The company’s first-ever national ad campaign is united by the tagline “Values Matter,” featured at the bottom of each print ad and at the conclusion of each TV ad. The TV ads are visually compelling and “artistic” in their presentation of the brand. They feature Steadicam shots of happy cows strolling off to pasture, day boats conquering ocean waves, and orange pickers working hard to pick only the best oranges. The first print ads featured a mixed-race woman with a young boy on her shoulders, with the tagline “Values Matter” at the bottom of the page. Nowhere in the print ads will you find pictures of food. That raises the question, for the company’s first ad campaign, are they doing it right?

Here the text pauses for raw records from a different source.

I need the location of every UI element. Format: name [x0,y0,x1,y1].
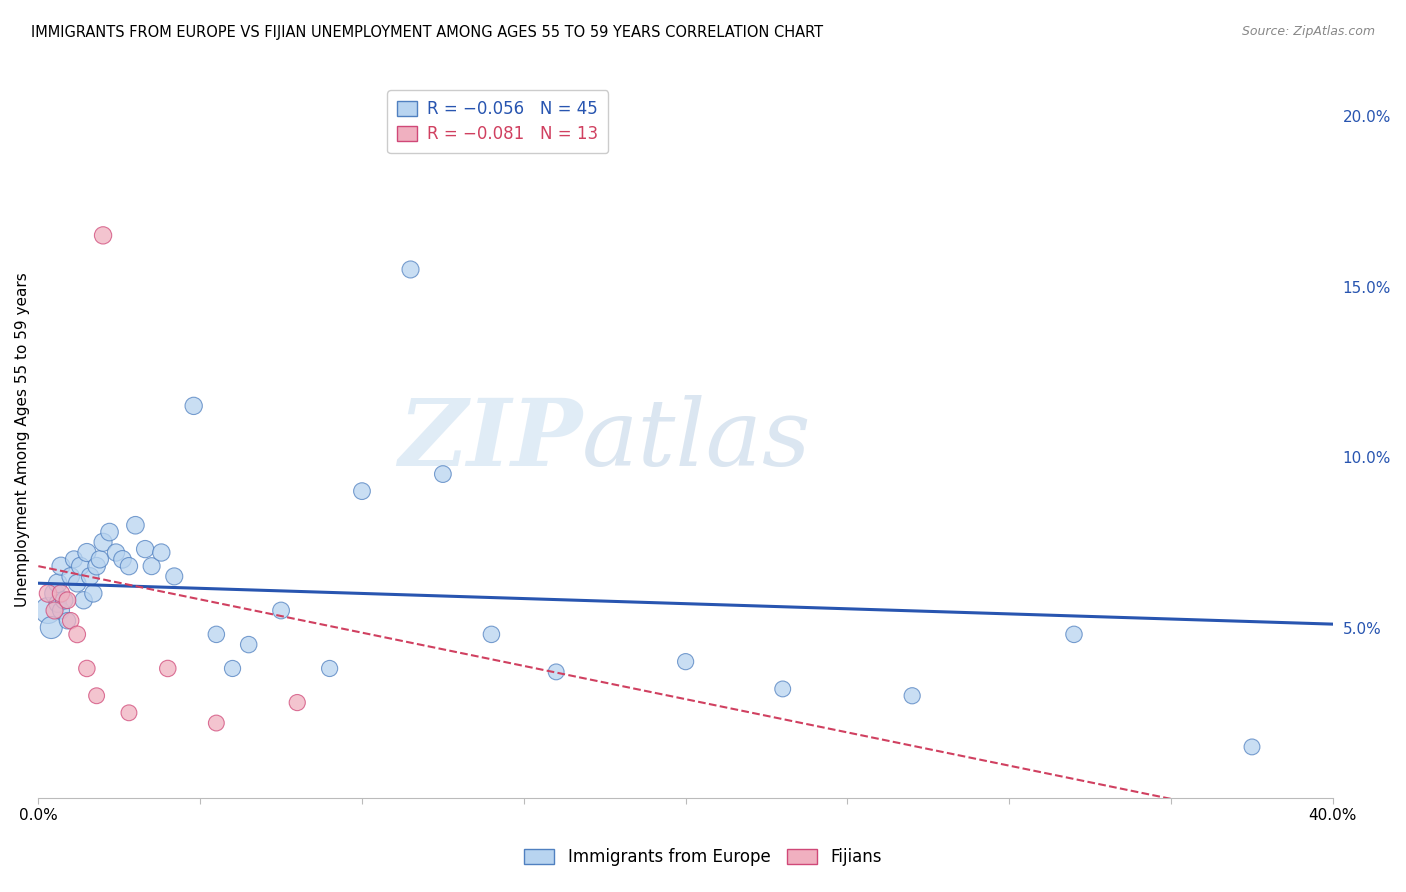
Point [76,545,98,559]
Point [49,603,72,617]
Point [76,661,98,675]
Point [79,569,101,583]
Point [59,569,82,583]
Point [66,576,89,591]
Point [156,661,179,675]
Point [82,586,104,600]
Point [91,228,114,243]
Point [163,569,186,583]
Point [205,627,228,641]
Point [98,524,121,539]
Point [1063,627,1085,641]
Point [72,593,94,607]
Point [772,681,794,696]
Point [44,586,66,600]
Point [270,603,292,617]
Point [118,706,141,720]
Point [1240,739,1263,754]
Point [221,661,243,675]
Y-axis label: Unemployment Among Ages 55 to 59 years: Unemployment Among Ages 55 to 59 years [15,273,30,607]
Point [481,627,503,641]
Point [205,716,228,731]
Point [86,689,108,703]
Legend: R = −0.056   N = 45, R = −0.081   N = 13: R = −0.056 N = 45, R = −0.081 N = 13 [387,90,609,153]
Text: IMMIGRANTS FROM EUROPE VS FIJIAN UNEMPLOYMENT AMONG AGES 55 TO 59 YEARS CORRELAT: IMMIGRANTS FROM EUROPE VS FIJIAN UNEMPLO… [31,25,823,40]
Point [111,552,134,566]
Text: ZIP: ZIP [398,395,582,485]
Point [56,593,79,607]
Text: Source: ZipAtlas.com: Source: ZipAtlas.com [1241,25,1375,38]
Point [105,545,128,559]
Point [37,603,59,617]
Point [46,597,69,611]
Point [37,586,59,600]
Legend: Immigrants from Europe, Fijians: Immigrants from Europe, Fijians [517,842,889,873]
Point [63,552,86,566]
Point [901,689,924,703]
Point [56,614,79,628]
Point [399,262,422,277]
Point [49,586,72,600]
Point [432,467,454,481]
Point [69,559,91,574]
Point [546,665,568,679]
Text: atlas: atlas [582,395,811,485]
Point [285,696,308,710]
Point [46,576,69,591]
Point [134,542,156,557]
Point [39,621,62,635]
Point [124,518,146,533]
Point [49,559,72,574]
Point [141,559,163,574]
Point [118,559,141,574]
Point [318,661,340,675]
Point [86,559,108,574]
Point [59,614,82,628]
Point [150,545,173,559]
Point [66,627,89,641]
Point [350,484,373,499]
Point [89,552,111,566]
Point [183,399,205,413]
Point [44,603,66,617]
Point [675,655,697,669]
Point [53,593,76,607]
Point [91,535,114,549]
Point [238,638,260,652]
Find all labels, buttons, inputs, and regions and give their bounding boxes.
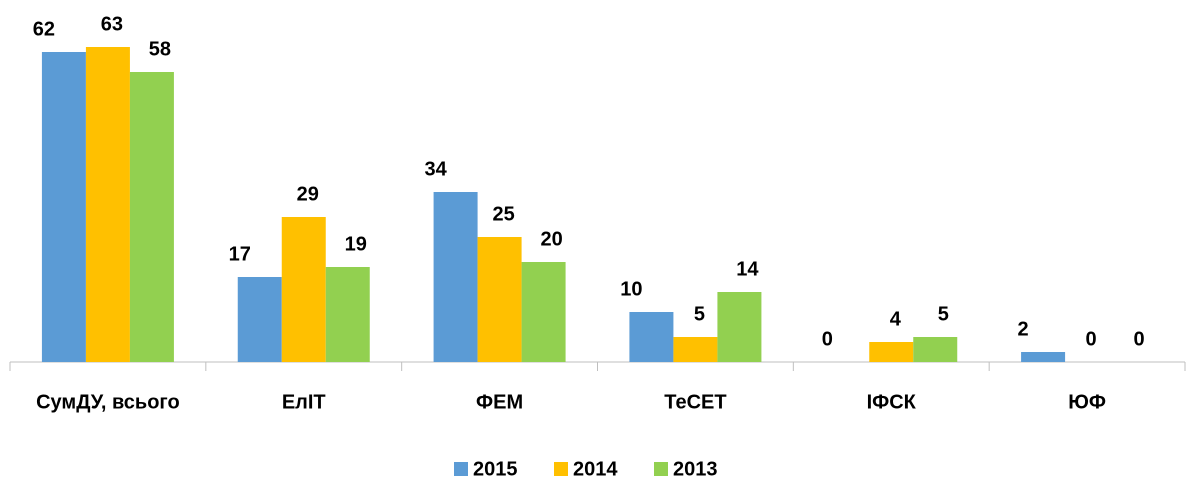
bar [717, 292, 762, 362]
legend-label: 2015 [473, 458, 518, 480]
data-label: 4 [890, 308, 902, 330]
bar [913, 337, 958, 362]
data-label: 0 [822, 328, 833, 350]
legend-swatch [454, 462, 468, 476]
x-tick-label: ІФСК [867, 391, 917, 413]
bar [129, 72, 174, 362]
bar [673, 337, 718, 362]
data-label: 0 [1134, 328, 1145, 350]
data-label: 5 [938, 303, 949, 325]
data-label: 5 [694, 303, 705, 325]
legend-label: 2014 [573, 458, 618, 480]
data-label: 10 [620, 278, 642, 300]
x-tick-label: ФЕМ [476, 391, 523, 413]
x-tick-label: СумДУ, всього [36, 391, 180, 413]
legend-swatch [654, 462, 668, 476]
data-label: 0 [1086, 328, 1097, 350]
bar [477, 237, 522, 362]
bar [41, 52, 86, 362]
x-tick-label: ЮФ [1068, 391, 1106, 413]
legend-label: 2013 [673, 458, 718, 480]
data-label: 20 [540, 228, 562, 250]
bar [521, 262, 566, 362]
bar [325, 267, 370, 362]
data-label: 25 [492, 203, 514, 225]
bar [1021, 352, 1066, 362]
data-label: 2 [1018, 318, 1029, 340]
x-tick-label: ТеСЕТ [664, 391, 726, 413]
bar [629, 312, 674, 362]
data-label: 17 [229, 243, 251, 265]
data-label: 34 [424, 158, 447, 180]
bar [433, 192, 478, 362]
bar [237, 277, 282, 362]
legend-swatch [554, 462, 568, 476]
data-label: 58 [149, 38, 171, 60]
data-label: 29 [297, 183, 319, 205]
bar [281, 217, 326, 362]
data-label: 19 [345, 233, 367, 255]
data-label: 14 [736, 258, 759, 280]
x-tick-label: ЕлІТ [282, 391, 326, 413]
bar [85, 47, 130, 362]
data-label: 63 [101, 13, 123, 35]
data-label: 62 [33, 18, 55, 40]
bar [869, 342, 914, 362]
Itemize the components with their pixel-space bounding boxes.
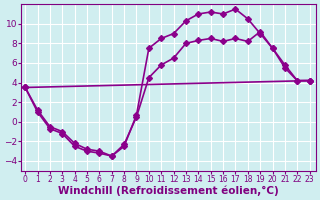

Critics of the campaign feel as though the imagery looks too expensive. And that is a problem for a company that has the moniker “Whole Paycheck” associated with their brand because they are known to have overpriced goods. Advertisers often like to make their ads into works of art, and in certain scenarios that is appropriate. However, in the case of Whole Foods, the use of sophisticated key lighting and high-end film may work against them. The problem lies in the fact that the TV-viewing public have become accustomed to this high-end trickery, and have learned to associate this type of imagery with luxury goods, equating to expensive goods. For a company that has a price perception problem, this type of advertising will only help to support the public viewpoint that Whole Foods is too expensive for them to shop for their groceries.
Time will tell if the national ad campaign is a success for Whole Foods Markets. They have grown their brand without marketing in the past, but it has come back to bite the company. With all of the competition for heath food stores, it is important for Whole Foods to push their brand to those that are not actively coming to the store to increase brand loyalty and repeat business.